Now that his kids are grown and on their own, he faces an increasingly stark scenario. Deadlines approach, the work pace quickens, his ability to keep up wanes, and the desire and motivation needed to plow through it all has vanished.
He concludes that what’s required of him, and where he is philosophically (at sixty), have diverged irreconcilably. He feels this in his bones and in his gut every morning when he wakes.

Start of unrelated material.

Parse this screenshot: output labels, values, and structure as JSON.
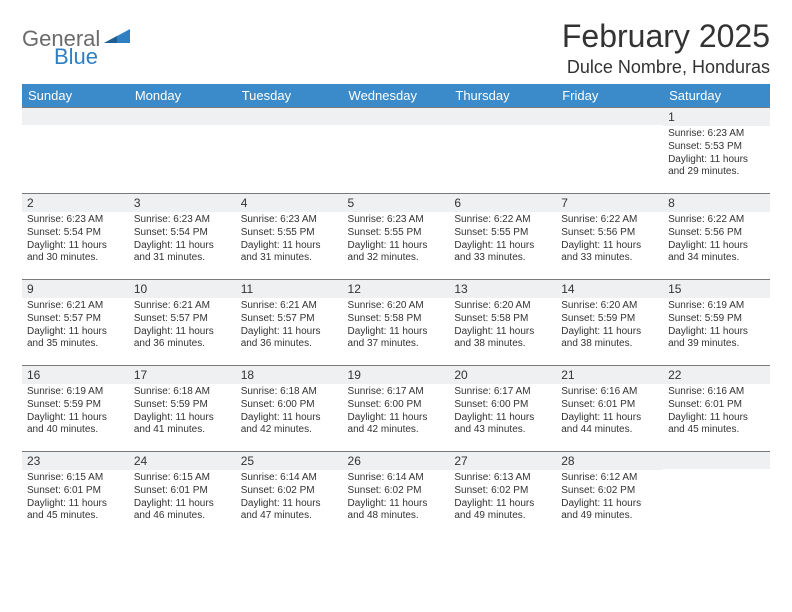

And there’s a nagging sense of entitlement, that at this phase of life he’s earned the right to slow down — to take his foot off the gas — to smell the roses. He romanticizes about a job that doesn’t follow him home every night. A job that ends when the day ends and doesn’t occupy his mind ceaselessly.
At sixty, he has no interest in climbing the corporate ladder. Instead, he wants to set it ablaze, sit cross-legged on his cubicle floor, and watch it burn to ash.
At sixty, he has no illusions about discovering job satisfaction. That boat has sailed, and there’s no sense lamenting he never got on it. Instead, he’s looking for balance.
He’s looking for “just enough.”
Just enough to pay his bills and free up some time.
Just enough to sip coffee in solitude, and not worry about work.
At sixty, he sits at a dimly lit kitchen table, looking for a way out.